Además, dice, las actividades propias del trabajo de Alejandro podrían haberlo puesto en una situación de vulnerabilidad, pues los elementos de la Guardia Nacional están designados a la protección de la franja fronteriza desde su llegada a esta ciudad, en junio del año pasado.
Palacios opina que el trabajo de las autoridades estatales y federales en torno a la desaparición de Alejandro ha sido negligente y omiso. Han puesto a la víctima y a su familia, dice, en una situación que vulnera sus derechos humanos.
En la experiencia del CDHPN, pruebas genéticas similares a la que se realizó al cadáver encontrado en el desierto tardan aproximadamente dos meses.

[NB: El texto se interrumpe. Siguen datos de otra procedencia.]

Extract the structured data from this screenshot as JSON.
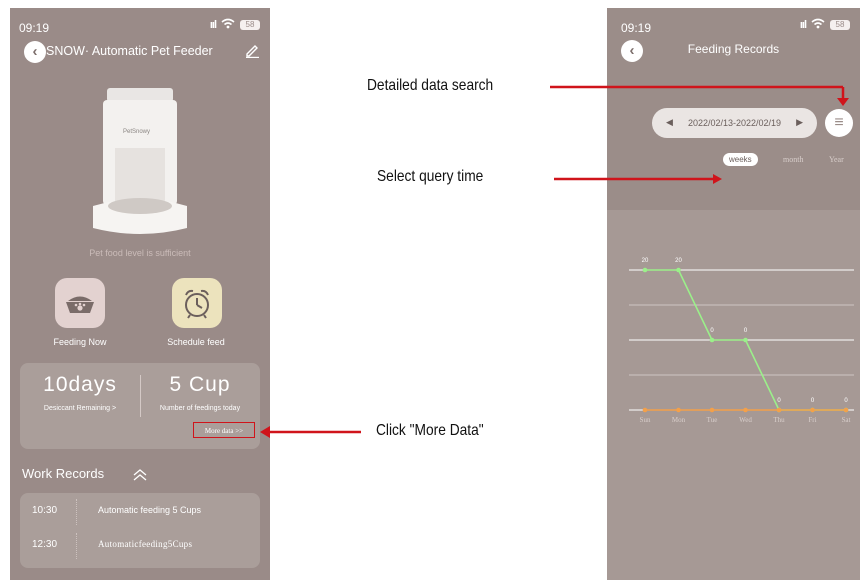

En una ocasión, relata la abogada, se logró obtener el resultado en una semana “gracias a la presión que hizo la organización”.
El cabo Alejandro García Rosas nació en Ayutla de los Libres, Guerrero, en 1983. Ingresó a las fuerzas armadas a los 21 años, en noviembre de 2004. Estudió hasta la secundaria y antes de ser soldado fue campesino.
Inicialmente formó parte del 50 Batallón de Infantería, en Chilpancingo, pero luego fue trasladado al 31, ubicado en San Pedro de las Colonias, donde vivía con su familia desde hace tres años.
Su hoja de identificación militar lo describe como un joven delgado, moreno, de corta estatura. Actividad artística que practica: guitarra. Actividad deportiva que practica: futbol.
Su expediente laboral indica que en 2009 fue reconocido junto a los miembros de su Batallón por su “lealtad institucional, esmero y celo en el cumplimiento de sus obligaciones, destacando las operaciones contra el narcotráfico”. En 2015 se le otorgó una condecoración de perseverancia.
Hasta hoy, sus 16 años de servicio en las Fuerzas Armadas no han sido suficientes para que autoridades estatales y federales den con su paradero o, siquiera, lo busquen.
Su familia ha pedido celeridad en la identificación de un cadáver que podría ser el suyo. En cambio, se ha dejado pasar el tiempo con la consecuente pérdida de evidencias para la investigación de los que podrían ser dos delitos: una desaparición y un homicidio.
Mientras las autoridades callan, la justicia no llega para el cabo comisionado a vigilar la frontera, ni para la familia que lo espera en un municipio distante. Tampoco para el hombre desconocido que fue sepultado al pie de un mezquite, en la inmensidad terrosa del desierto de Chihuahua.